Mustafa Akçay, tam 30 yıl didindi, uğraştı, çabaladı, bilgisini, becerisini sahaya ve saha dışına yansıttı. Sonunda da hayalini kurduğu Trabzonspor teknik direktörlüğü görevine getirildi. Ama hayalleri ancak 8 ay sürdü. Çünkü sistem ve onun içindeki uygulamalar asla kimliğiyle örtüşmüyordu. Bilgisine, görgüsüne, yeteneklerine diyecek yoktu ama o ‘star’ değildi. Star olmayanlar da kendini star gören futbolcularla çalışmamalıydı. Bir de, ‘Her şeyi ben bilirim’ ve ‘her şeyin sahibi benim’ diye düşünen bir başkanla…

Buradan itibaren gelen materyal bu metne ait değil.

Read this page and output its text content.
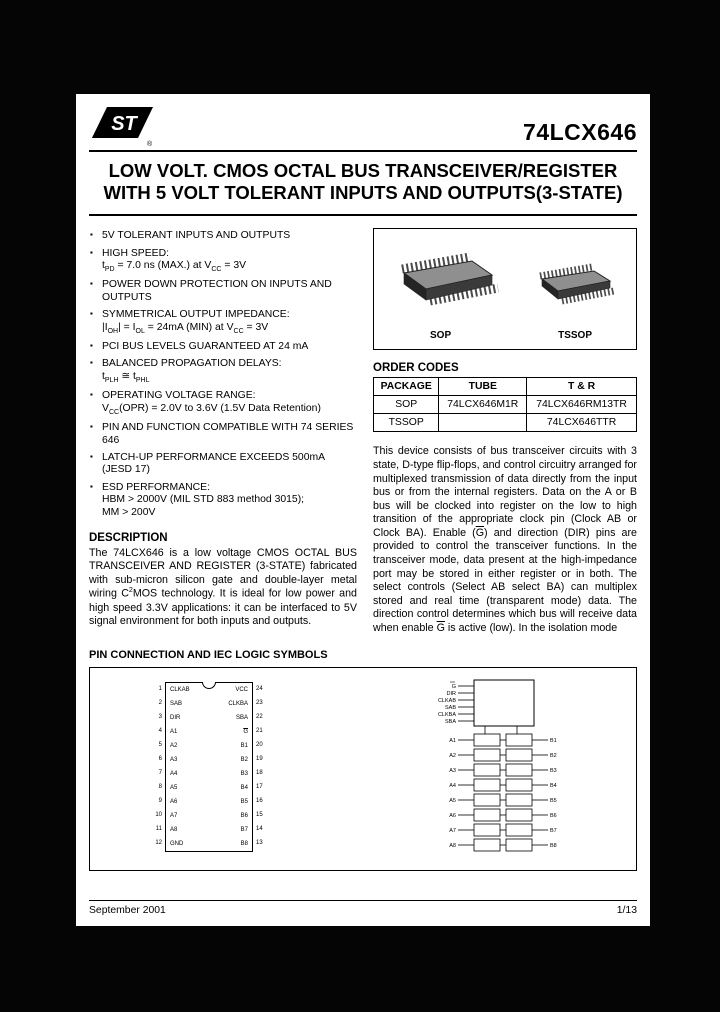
ST
®	74LCX646
LOW VOLT. CMOS OCTAL BUS TRANSCEIVER/REGISTER
WITH 5 VOLT TOLERANT INPUTS AND OUTPUTS(3-STATE)
▪ 5V TOLERANT INPUTS AND OUTPUTS
▪ HIGH SPEED:
$t_{PD} = 7.0$ ns (MAX.) at $V_{CC} = 3V$
▪ POWER DOWN PROTECTION ON INPUTS AND OUTPUTS
▪ SYMMETRICAL OUTPUT IMPEDANCE:
$|I_{OH}| = I_{OL} = 24mA$ (MIN) at $V_{CC} = 3V$
▪ PCI BUS LEVELS GUARANTEED AT 24 mA
▪ BALANCED PROPAGATION DELAYS:
$t_{PLH}$ ≅ $t_{PHL}$
▪ OPERATING VOLTAGE RANGE:
$V_{CC}(OPR) = 2.0V$ to 3.6V (1.5V Data Retention)
▪ PIN AND FUNCTION COMPATIBLE WITH 74 SERIES 646
▪ LATCH-UP PERFORMANCE EXCEEDS 500mA (JESD 17)
▪ ESD PERFORMANCE:
HBM > 2000V (MIL STD 883 method 3015);
MM > 200V
DESCRIPTION

The 74LCX646 is a low voltage CMOS OCTAL BUS TRANSCEIVER AND REGISTER (3-STATE) fabricated with sub-micron silicon gate and double-layer metal wiring $C^2MOS$ technology. It is ideal for low power and high speed 3.3V applications: it can be interfaced to 5V signal environment for both inputs and outputs.

SOP	TSSOP
ORDER CODES
PACKAGE	TUBE	T & R
SOP	74LCX646M1R	74LCX646RM13TR
TSSOP		74LCX646TTR

This device consists of bus transceiver circuits with 3 state, D-type flip-flops, and control circuitry arranged for multiplexed transmission of data directly from the input bus or from the internal registers. Data on the A or B bus will be clocked into register on the low to high transition of the appropriate clock pin (Clock AB or Clock BA). Enable $(\overline{G})$ and direction (DIR) pins are provided to control the transceiver functions. In the transceiver mode, data present at the high-impedance port may be stored in either register or in both. The select controls (Select AB select BA) can multiplex stored and real time (transparent mode) data. The direction control determines which bus will receive data when enable $\overline{G}$ is active (low). In the isolation mode

PIN CONNECTION AND IEC LOGIC SYMBOLS
1
2
3
4
5
6
7
8
9
10
11
12
CLKAB	VCC
SAB	CLKBA
DIR	SBA
A1	$\overline{G}$
A2	B1
A3	B2
A4	B3
A5	B4
A6	B5
A7	B6
A8	B7
GND	B8
24
23
22
21
20
19
18
17
16
15
14
13
G
DIR
CLKAB
SAB
CLKBA
SBA
A1	B1
A2	B2
A3	B3
A4	B4
A5	B5
A6	B6
A7	B7
A8	B8
September 2001	1/13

Ne yazık ki Sayın Akçay en büyük hatasını daha işin başında Malouda ve Bosingwa transferlerini kesin bir dille reddetmeyerek yaptı. Çünkü bilmeliydi ki, Chelsea formasını giymiş, bugün dökülseler de kendilerini dev aynasında gören bu tür futbolcular tarafından kolay kolay kabullenilmeyecekti. Ve yine bilecekti ki, futbol topunu kabak zannedecek kadar yeşil alanlardan uzak olan yönetimlerin dinleyeceği kişiler, Bosingwa ve Malouda gibi ‘star eskileri’ olacaktı.

Neyse, kendi hatasının bedelini ödedi.

İstifa etti, kulübe daha çok zarar vermek istemedi. İsminin artık çok fazla yıpranmasına izin vermedi.

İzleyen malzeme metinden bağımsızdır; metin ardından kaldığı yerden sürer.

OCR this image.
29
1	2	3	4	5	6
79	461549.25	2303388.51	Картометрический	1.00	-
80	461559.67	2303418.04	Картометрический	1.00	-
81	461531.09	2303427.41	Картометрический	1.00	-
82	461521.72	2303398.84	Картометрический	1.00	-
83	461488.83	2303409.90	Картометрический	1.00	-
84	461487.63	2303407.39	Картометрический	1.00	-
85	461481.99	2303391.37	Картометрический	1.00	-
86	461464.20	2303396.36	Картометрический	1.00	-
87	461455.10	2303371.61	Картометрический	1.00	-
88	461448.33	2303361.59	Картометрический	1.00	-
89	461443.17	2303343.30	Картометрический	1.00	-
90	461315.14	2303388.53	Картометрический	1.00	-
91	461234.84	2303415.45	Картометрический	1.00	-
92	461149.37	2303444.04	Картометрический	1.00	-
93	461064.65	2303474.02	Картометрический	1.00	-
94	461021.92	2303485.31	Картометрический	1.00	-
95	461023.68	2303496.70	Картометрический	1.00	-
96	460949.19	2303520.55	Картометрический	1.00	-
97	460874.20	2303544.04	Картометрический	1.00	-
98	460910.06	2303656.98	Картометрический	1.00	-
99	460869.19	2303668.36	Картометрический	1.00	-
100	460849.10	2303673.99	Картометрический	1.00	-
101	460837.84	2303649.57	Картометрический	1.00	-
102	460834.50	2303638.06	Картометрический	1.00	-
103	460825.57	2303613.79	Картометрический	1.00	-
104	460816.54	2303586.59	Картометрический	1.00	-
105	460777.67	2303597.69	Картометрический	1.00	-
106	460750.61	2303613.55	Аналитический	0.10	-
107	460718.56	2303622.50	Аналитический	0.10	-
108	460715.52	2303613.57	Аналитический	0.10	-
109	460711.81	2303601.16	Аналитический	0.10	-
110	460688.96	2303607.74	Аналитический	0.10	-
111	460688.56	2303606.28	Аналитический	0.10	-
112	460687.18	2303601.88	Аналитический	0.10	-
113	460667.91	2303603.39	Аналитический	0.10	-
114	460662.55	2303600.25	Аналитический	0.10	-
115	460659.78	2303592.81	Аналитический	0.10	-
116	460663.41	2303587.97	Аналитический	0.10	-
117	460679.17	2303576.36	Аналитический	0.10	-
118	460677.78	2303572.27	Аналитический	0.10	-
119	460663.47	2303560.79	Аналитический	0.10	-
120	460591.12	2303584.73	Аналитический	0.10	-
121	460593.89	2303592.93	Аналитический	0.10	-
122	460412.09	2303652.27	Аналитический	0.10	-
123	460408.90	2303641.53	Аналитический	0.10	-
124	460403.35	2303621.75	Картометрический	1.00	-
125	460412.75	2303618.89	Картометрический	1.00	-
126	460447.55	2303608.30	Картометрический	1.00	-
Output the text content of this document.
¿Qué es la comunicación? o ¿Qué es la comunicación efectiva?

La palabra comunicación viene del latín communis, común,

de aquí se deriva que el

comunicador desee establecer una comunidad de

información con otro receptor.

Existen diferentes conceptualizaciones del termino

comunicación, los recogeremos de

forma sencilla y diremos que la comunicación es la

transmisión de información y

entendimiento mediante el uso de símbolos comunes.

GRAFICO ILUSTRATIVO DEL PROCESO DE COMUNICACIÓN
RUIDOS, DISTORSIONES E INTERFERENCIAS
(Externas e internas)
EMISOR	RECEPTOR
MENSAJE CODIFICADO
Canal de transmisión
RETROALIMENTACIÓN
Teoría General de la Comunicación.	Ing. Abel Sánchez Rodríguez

Buraya kadar tamam da, ya sonrası…

Akçay yola çıkarken yanına Hami Mandıralı, Serkan Ünver, Hamdi Zıvalıoğlu, Turgay Karslı, Alper Boğuşlu gibi isimleri aldı. Gerçi, Alper ve Hami bu sezon katıldı Mustafa Akçay’ın ekibine ama diğerleri ile uzun yıllar birlikte olmuştu, onları belli seviyeye taşımış, hiçbir zaman da terk etmemişti.

Peki şimdi ne oldu?

Devre arasında istifa etmeye karar veren Mustafa Akçay’ın bunu yapmaması için haftalarca dil döken Hami Mandıralı, bu kez, ‘Ben bu işe hazırım. Bana görev verin’ diyerek yönetime ve başkana yalvar yakar oldu. Neden devre arasına girilirken istifayı önlemek için çırpınmıştı da, sonrasında göreve balıklama atladı dersiniz? İnsanın aklına farklı şeyler geliyor ama neyse!..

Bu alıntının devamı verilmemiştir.